The Belgian provincial, municipal and district elections of 2000 took place on Sunday October 8, 2000. The electors elected the municipal councillors of 589 cities and towns (308 in the Flemish Region, 262 in the Walloon Region and 19 in the Brussels-Capital Region) as well as the ten provincial councils. Additionally, the newly established district councils in the city of Antwerp were elected for the first time.

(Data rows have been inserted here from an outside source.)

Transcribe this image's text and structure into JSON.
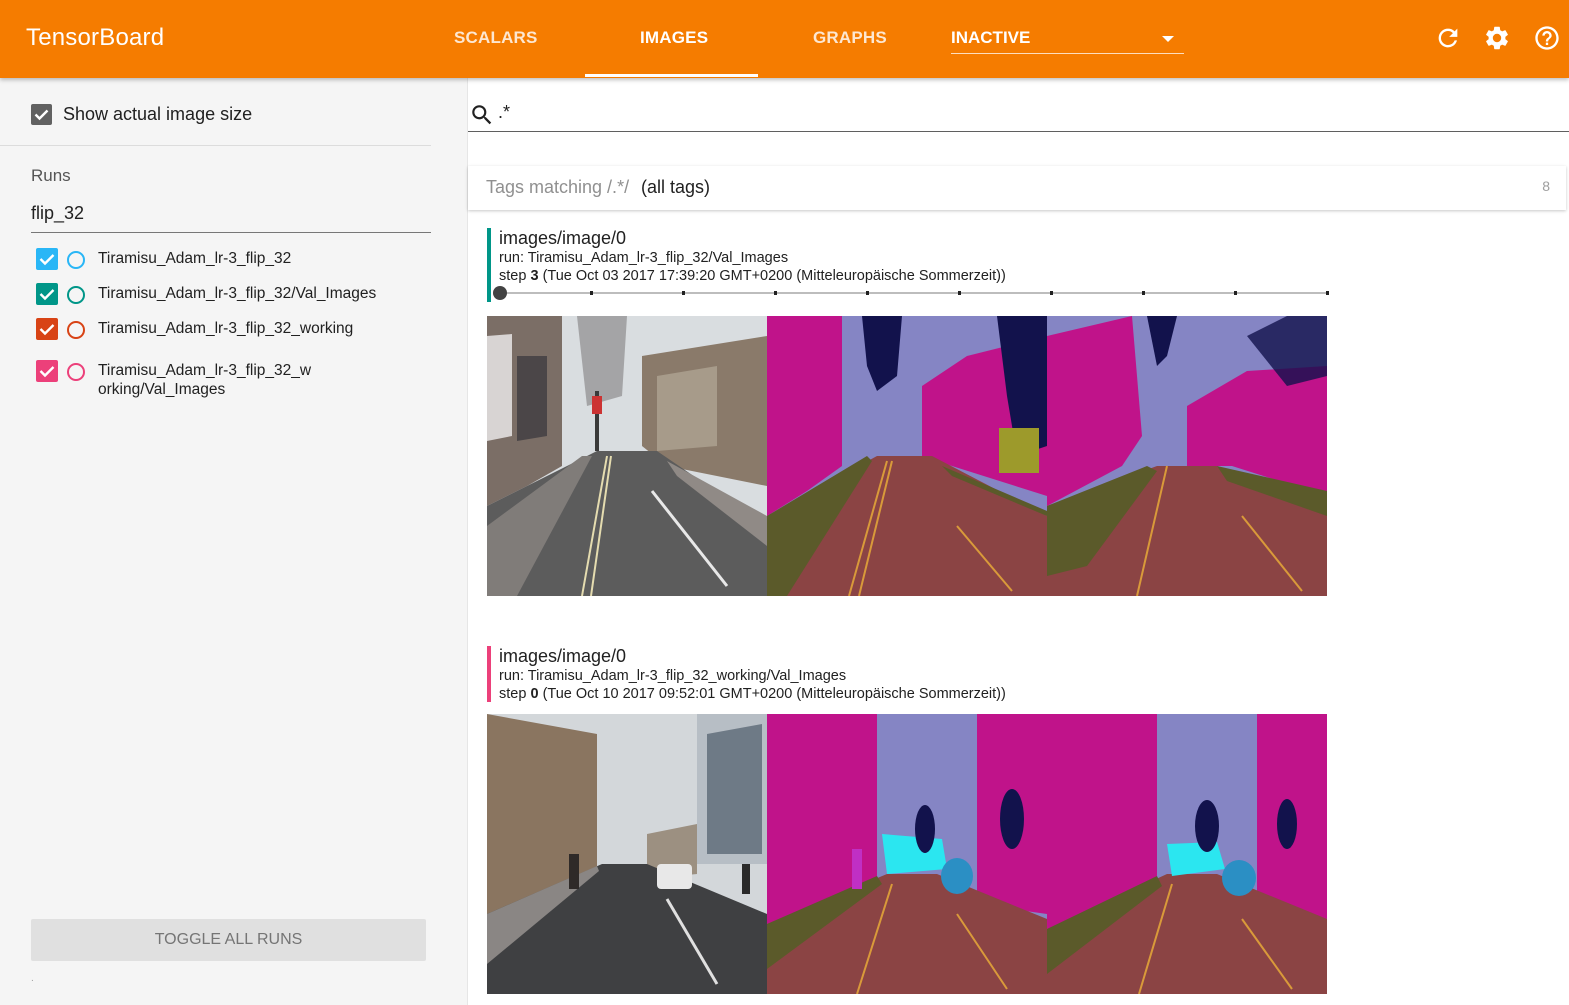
{
  "header": {
    "brand": "TensorBoard",
    "tabs": [
      {
        "label": "SCALARS",
        "active": false
      },
      {
        "label": "IMAGES",
        "active": true
      },
      {
        "label": "GRAPHS",
        "active": false
      }
    ],
    "inactive_dropdown": "INACTIVE",
    "icons": [
      "refresh-icon",
      "settings-icon",
      "help-icon"
    ],
    "color": "#f57c00"
  },
  "sidebar": {
    "show_actual_size_label": "Show actual image size",
    "show_actual_size_checked": true,
    "runs_title": "Runs",
    "runs_filter": "flip_32",
    "runs": [
      {
        "label": "Tiramisu_Adam_lr-3_flip_32",
        "color": "#29b6f6",
        "checked": true
      },
      {
        "label": "Tiramisu_Adam_lr-3_flip_32/Val_Images",
        "color": "#009688",
        "checked": true
      },
      {
        "label": "Tiramisu_Adam_lr-3_flip_32_working",
        "color": "#d84315",
        "checked": true
      },
      {
        "label": "Tiramisu_Adam_lr-3_flip_32_working/Val_Images",
        "color": "#ec407a",
        "checked": true
      }
    ],
    "toggle_all_label": "TOGGLE ALL RUNS",
    "footer_dot": "."
  },
  "main": {
    "search_value": ".*",
    "tags_prefix": "Tags matching /.*/",
    "tags_suffix": "(all tags)",
    "tags_count": "8",
    "cards": [
      {
        "title": "images/image/0",
        "run": "run: Tiramisu_Adam_lr-3_flip_32/Val_Images",
        "step_label": "step",
        "step": "3",
        "time": "(Tue Oct 03 2017 17:39:20 GMT+0200 (Mitteleuropäische Sommerzeit))",
        "color": "#009688",
        "slider_steps": 10,
        "slider_position": 0
      },
      {
        "title": "images/image/0",
        "run": "run: Tiramisu_Adam_lr-3_flip_32_working/Val_Images",
        "step_label": "step",
        "step": "0",
        "time": "(Tue Oct 10 2017 09:52:01 GMT+0200 (Mitteleuropäische Sommerzeit))",
        "color": "#ec407a"
      }
    ]
  }
}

Newly elected councillors took office in January 2001, with a six-year term ending in 2007. The next local elections took place on October 8, 2006.

Soon after this election, the federal government under Verhofstadt transferred the responsibility over local government to the three regional governments, including the responsibility of organising local elections.

==Flanders==

===Provinces===

| Party / Alliance |  | Antwerp | East Flanders | Flemish Brabant | Limburg | West Flanders | Total |
|---|---|---|---|---|---|---|---|
|  | CVP | 21 | 25 | 22 | 27 | 33 | 128 |
|  | VLD | 20 | 27 | 21 | 18 | 20 | 106 |
|  | SP | 12 | 13 | 12 | 21 | 18 | 76 |
|  | VB | 20 | 12 | 10 | 7 | 5 | 54 |
|  | Agalev | 9 | 5 | 8 | 0 | 4 | 26 |
|  | Volksunie | 2 | 2 | 5 | 2 | 4 | 15 |
|  | UF | – | – | 6 | – | – | 6 |
| Total |  | 84 | 84 | 84 | 75 | 84 | 411 |

====Antwerp====

| Party |  | Votes | % | +/– | Seats | +/– |
|---|---|---|---|---|---|---|
|  | Christian People's Party (Christelijke Volkspartij) | 249,840 | 23.29 | 3.89 | 21 | 6 |
|  | Flemish Block (Vlaams Blok) | 237,142 | 22.11 | 4.96 | 20 | 4 |
|  | Flemish Liberals and Democrats (Vlaamse Liberalen en Democraten) | 222,306 | 20.72 | 5.82 | 20 | 7 |
|  | Socialist Party (Socialistische Partij) | 149,083 | 13.90 | 2.26 | 12 | 3 |
|  | Agalev | 120,911 | 11.27 | 0.39 | 9 | 0 |
|  | People's Union (Volksunie & ID) | 64,096 | 5.97 | 5.97 | 2 | 2 |

===Municipalities===

Antwerp
| Party |  | Votes | % | +/– | Seats | +/– |
|  | Flemish Block | 89,213 | 32.95 | 4.92 | 20 | 2 |
|  | SP | 52,760 | 19.49 | 0.97 | 12 | 1 |
|  | VLD | 45,903 | 16.95 | 4.96 | 10 | 3 |
|  | CVP | 30,096 | 11.12 | — | 6 | — |
|  | Agalev | 29,966 | 11.07 | 1.97 | 6 | 1 |
|  | VU–ID | 8,422 | 3.11 | — | 1 | — |
| Valid votes |  | 270,750 | 96.93 |  |  |  |
| Blanco and invalid votes |  | 8,579 | 3.07 |  |  |  |
| Total |  | 279,329 | 100.00 | 55 |  |  |
| Electorate and voter turnout |  | 316,926 | 88.14 |  |  |  |

Ghent
| Party |  | Votes | % | +/– | Seats | +/– |
|  | SP | 36,829 | 25.07 | 3.26 | 14 | 1 |
|  | VLD | 30,895 | 21.03 | 0.69 | 11 | 2 |
|  | Flemish Block | 28,699 | 19.54 | 6.88 | 11 | 4 |
|  | CVP | 26,344 | 17.93 | 3.63 | 10 | 2 |
|  | Agalev | 13,385 | 9.11 | 0.68 | 4 | 1 |
|  | VU–ID | 5,828 | 3.97 | 3.97 | 1 | 0 |
|  | Other parties | 4,910 | 3.34 | — |  |  |
| Valid votes |  | 146,890 | 95.89 |  |  |  |
| Blanco and invalid votes |  | 6,289 | 4.11 |  |  |  |
| Total |  | 153,179 | 100.00 |  | 51 |  |  |
| Electorate and voter turnout |  | 168,441 | 90.94 |  |  |  |

==Wallonia==

===Provinces===

| Party / Alliance |  | Hainaut | Liège | Luxembourg | Namur | Walloon Brabant | Total |
|  | PS | 39 | 33 | 11 | 19 | 13 | 115 |
|  | PRL-MCC^{1} | 19 | 20 | 18 | 17 | – | 74 |
| PRL-FDF^{1} | – | – | – | – | 23 | 23 |
|  | PSC | 13 | 13 | 16 | 13 | 8 | 63 |
|  | Ecolo | 12 | 12 | 2 | 7 | 11 | 44 |
|  | FN | 1 | 0 | 0 | 0 | 0 | 1 |
|  | CSP^{2} | – | 3 | – | – | – | 3 |
|  | PFF^{2} | – | 2 | – | – | – | 2 |
|  | SP^{2} | – | 1 | – | – | – | 1 |
|  | Vivant | 0 | 0 | – | 0 | 1 | 1 |
| Total |  | 84 | 84 | 47 | 56 | 56 | 327 |

1. The Parti Réformateur Libéral participated in the election in an electoral coalition with the Front Démocratique des Francophones in Walloon Brabant and with the Mouvement des Citoyens pour le Changement in the four other provinces.
2. The Christlich-Soziale Partei, the Partei für Freiheit und Fortschritt and the Sozialistische Partei are German-speaking parties. They are only active in the German-speaking Community of Belgium.